Great epic campaign ideas are fantastic, but on their own, they don't make much of a game. From my own personal experience, great ideas can be a trap. My best campaigns have been almost entirely improvised, whereas my biggest campaign idea turned quickly into the worst failure ever.
Engage the players right now, not later
This is the most important thing at the start of the campaign. I had great plans for the future (not to mentioned a pretty cool history of the world), but nothing really cool to engage the players right now. It's a game. It needs to be fun right from the start, or they lose interest. And you might not even get to the end.
With orcs as the main theme, it makes sense to start with some orc attacks, which can be fine (though whether just combat works for your players depends on their taste!). Drop early hints that these are not your usual rampaging orcs.
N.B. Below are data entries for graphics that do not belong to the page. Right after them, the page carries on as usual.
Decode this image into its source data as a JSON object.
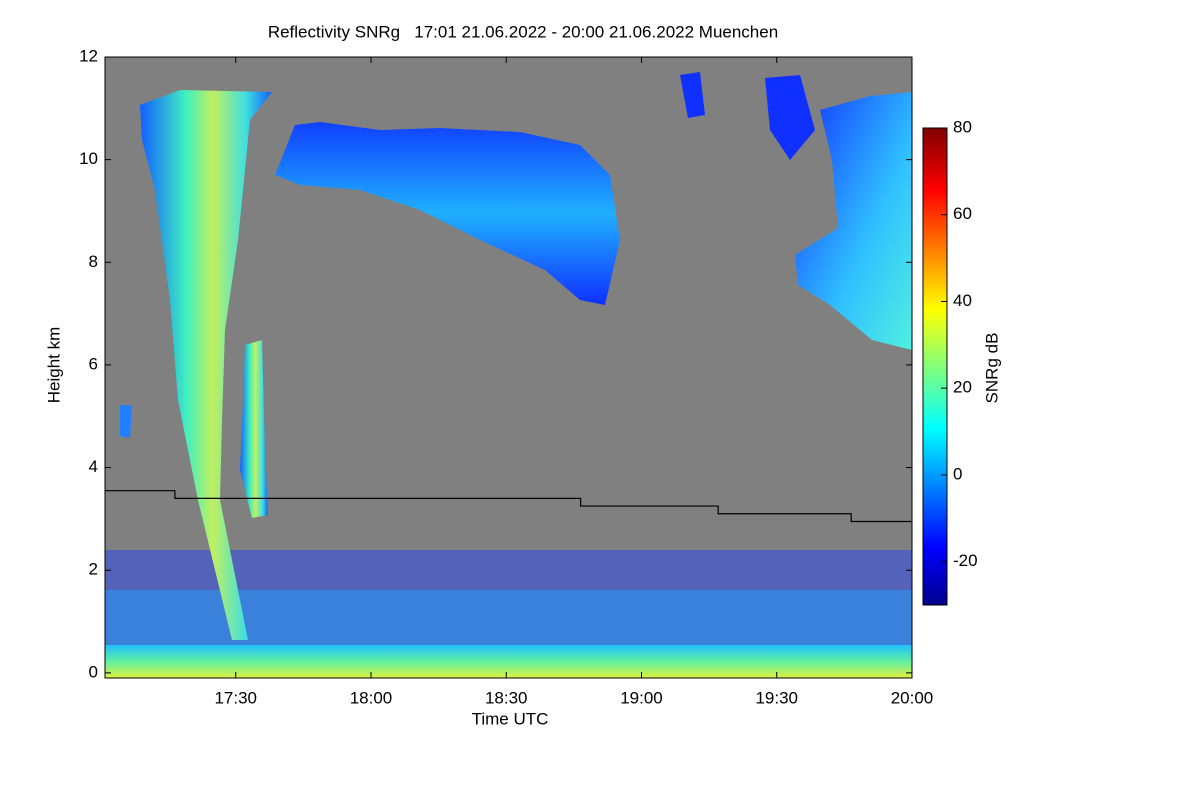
{
  "chart_data": {
    "type": "heatmap",
    "title": "Reflectivity SNRg   17:01 21.06.2022 - 20:00 21.06.2022 Muenchen",
    "x_label": "Time UTC",
    "y_label": "Height km",
    "xlim": [
      1021,
      1200
    ],
    "xticks": [
      {
        "value": 1050,
        "label": "17:30"
      },
      {
        "value": 1080,
        "label": "18:00"
      },
      {
        "value": 1110,
        "label": "18:30"
      },
      {
        "value": 1140,
        "label": "19:00"
      },
      {
        "value": 1170,
        "label": "19:30"
      },
      {
        "value": 1200,
        "label": "20:00"
      }
    ],
    "ylim": [
      -0.1,
      12
    ],
    "yticks": [
      0,
      2,
      4,
      6,
      8,
      10,
      12
    ],
    "colorbar": {
      "label": "SNRg dB",
      "lim": [
        -30,
        80
      ],
      "ticks": [
        -20,
        0,
        20,
        40,
        60,
        80
      ]
    },
    "line": {
      "color": "#000000",
      "x": [
        1021,
        1036.5,
        1036.5,
        1126.5,
        1126.5,
        1157,
        1157,
        1186.5,
        1186.5,
        1200
      ],
      "y": [
        3.55,
        3.55,
        3.4,
        3.4,
        3.25,
        3.25,
        3.1,
        3.1,
        2.95,
        2.95
      ]
    }
  }
}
Perhaps they aim for libraries and other centers of learning (do they burn them to hurt human knowledge, or steal them for their own use?). Perhaps they use subtle, complex strategies. Perhaps they meet orcs that are surprisingly eloquent and intelligent (contrary to what they and everybody else knows about orcs), and yet wants them dead. Or maybe he has some far more cunning scheme, and leads the PCs down some seemingly helpful quest that will ultimately doom mankind.
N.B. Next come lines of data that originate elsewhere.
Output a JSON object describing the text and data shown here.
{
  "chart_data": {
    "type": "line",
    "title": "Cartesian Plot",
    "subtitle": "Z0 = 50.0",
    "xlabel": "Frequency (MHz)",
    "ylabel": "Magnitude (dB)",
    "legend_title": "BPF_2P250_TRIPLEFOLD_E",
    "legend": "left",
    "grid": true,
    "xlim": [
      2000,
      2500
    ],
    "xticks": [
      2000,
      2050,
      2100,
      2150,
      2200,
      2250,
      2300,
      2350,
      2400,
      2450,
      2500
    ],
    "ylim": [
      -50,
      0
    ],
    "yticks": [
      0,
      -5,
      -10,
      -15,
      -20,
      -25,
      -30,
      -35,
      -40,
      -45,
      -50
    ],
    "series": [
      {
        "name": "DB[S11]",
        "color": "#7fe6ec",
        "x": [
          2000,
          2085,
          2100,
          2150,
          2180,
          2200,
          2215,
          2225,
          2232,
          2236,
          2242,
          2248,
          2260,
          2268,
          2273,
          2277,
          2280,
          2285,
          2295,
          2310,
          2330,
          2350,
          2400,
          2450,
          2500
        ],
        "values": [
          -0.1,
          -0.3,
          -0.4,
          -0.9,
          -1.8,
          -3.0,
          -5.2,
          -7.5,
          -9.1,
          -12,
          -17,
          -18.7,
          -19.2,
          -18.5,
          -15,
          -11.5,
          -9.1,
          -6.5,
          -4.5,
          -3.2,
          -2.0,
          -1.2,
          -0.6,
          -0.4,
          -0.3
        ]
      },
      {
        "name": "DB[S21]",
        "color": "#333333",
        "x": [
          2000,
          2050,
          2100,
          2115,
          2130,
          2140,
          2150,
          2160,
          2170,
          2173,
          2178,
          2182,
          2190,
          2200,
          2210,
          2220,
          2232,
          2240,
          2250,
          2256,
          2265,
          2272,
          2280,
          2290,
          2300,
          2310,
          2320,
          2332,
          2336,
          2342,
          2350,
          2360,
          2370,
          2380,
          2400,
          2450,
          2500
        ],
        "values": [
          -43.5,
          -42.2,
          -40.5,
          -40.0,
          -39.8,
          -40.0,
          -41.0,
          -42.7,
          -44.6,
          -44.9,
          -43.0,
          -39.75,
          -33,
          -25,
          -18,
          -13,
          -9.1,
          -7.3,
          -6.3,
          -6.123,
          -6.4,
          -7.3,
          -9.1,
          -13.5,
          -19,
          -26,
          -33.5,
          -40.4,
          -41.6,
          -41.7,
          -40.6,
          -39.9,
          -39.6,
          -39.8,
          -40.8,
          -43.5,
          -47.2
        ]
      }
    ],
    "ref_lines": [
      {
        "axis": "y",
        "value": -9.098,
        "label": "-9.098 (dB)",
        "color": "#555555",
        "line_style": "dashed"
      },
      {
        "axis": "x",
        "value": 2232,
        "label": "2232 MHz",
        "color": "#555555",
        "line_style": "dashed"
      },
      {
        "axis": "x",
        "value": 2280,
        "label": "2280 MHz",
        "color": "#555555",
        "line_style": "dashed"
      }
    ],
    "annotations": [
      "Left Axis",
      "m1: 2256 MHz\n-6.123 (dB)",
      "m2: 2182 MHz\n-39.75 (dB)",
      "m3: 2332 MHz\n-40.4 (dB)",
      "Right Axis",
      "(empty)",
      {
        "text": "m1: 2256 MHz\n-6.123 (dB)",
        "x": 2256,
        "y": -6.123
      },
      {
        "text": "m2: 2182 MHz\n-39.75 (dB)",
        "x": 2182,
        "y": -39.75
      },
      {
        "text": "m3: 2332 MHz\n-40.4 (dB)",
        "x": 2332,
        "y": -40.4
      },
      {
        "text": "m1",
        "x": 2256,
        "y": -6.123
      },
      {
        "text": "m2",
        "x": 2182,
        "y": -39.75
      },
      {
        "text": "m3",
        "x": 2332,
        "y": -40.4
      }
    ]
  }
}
Will the players reason with orcs? Will it blow up in their faces? Will they prove themselves to be far more brutal, unreasonable monsters than the orcs? Don't save all the good stuff until the end. The more good stuff you give them early on, the more awesome stuff will automatically develop for the rest of the campaign.
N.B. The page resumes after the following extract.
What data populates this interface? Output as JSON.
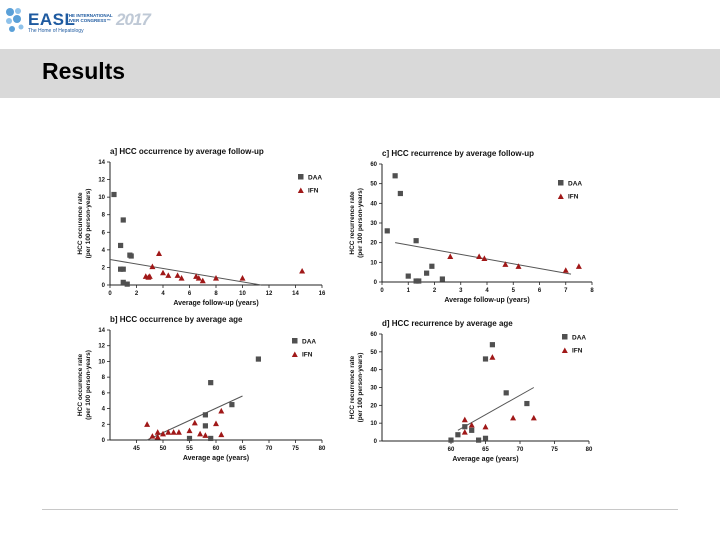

Don't plan plot. Plan encounters.
Plot is what automatically develops during the best campaigns. Planning it all out in advance is impossible, and trying will lead the players down a boring railroad. Instead, plan interesting encounters from which plot develops automatically.
Your idea to have them choose whether they should fight orc dominance or accept the now civilized orcs is great, but don't save that for the end. By the time you get to the end (if you ever get there), you'll have tons of other cool ideas. Lead with the cool ideas you have right now. Resolving those will lead to far more awesome ideas later, that you couldn't possibly have thought of up front.
The short term moral decisions
So my advice is: forget what plans you have for what fates the players hold in their hands later in the campaign, think about what decisions they will take early on (and worry later about how they impact the later parts of your campaign). Will they kill even the most civilized orcs they meet, thereby justifying the orcs' intention to wipe out humanity? (Would peace have been possible hadn't this band of adventurers so attrociously murdered so many orcs?) Or will they try to work with the orcs, thereby possible helping them with their unexpectedly subtle schemes? (Could the final doom have been prevented had they not trusted the orcs?) Whatever decision the players make, can drive the rest of the campaign.
The short term clues and puzzles
Of course moral decisions are only one of the levels on which to engage them. Puzzles, clues, gathering information, are another:
Drop lots of clues. Never be stingy with clues. Watch how they piece them together. That too can create new truths about your campaign world. Are the orcs mainly interested in centers of learning? Do they steal them or burn them? Do their seemingly random raids disrupt trade and communication, isolating human/demi-human nations from each other? What are the patterns? What are they looking for? These are pretty strategic in scope, and maybe more relevant later in the campaign, but early clues can be relevant early on, if orcs attack a library or raid a vital caravan. It's possible they're looking for something really specific, like a book on orc history or the orc psyche or something. Or some ritual or artifact that will make orcs smarter.
The short term fights
Of course it wouldn't be D&D without something to hit. What they're going to fight seems obvious: orcs. But where? And why? What's it about? What is at stake? Make them interesting. Use them to drop clues or make decisions. And it may be interesting to fight something other than orcs. Maybe they're not fighting the orcs directly, but other monsters (or people!) affected by the orcs, displaced by them, allied to them, being exterminated by them. That too can drop clues about what the orcs are up to.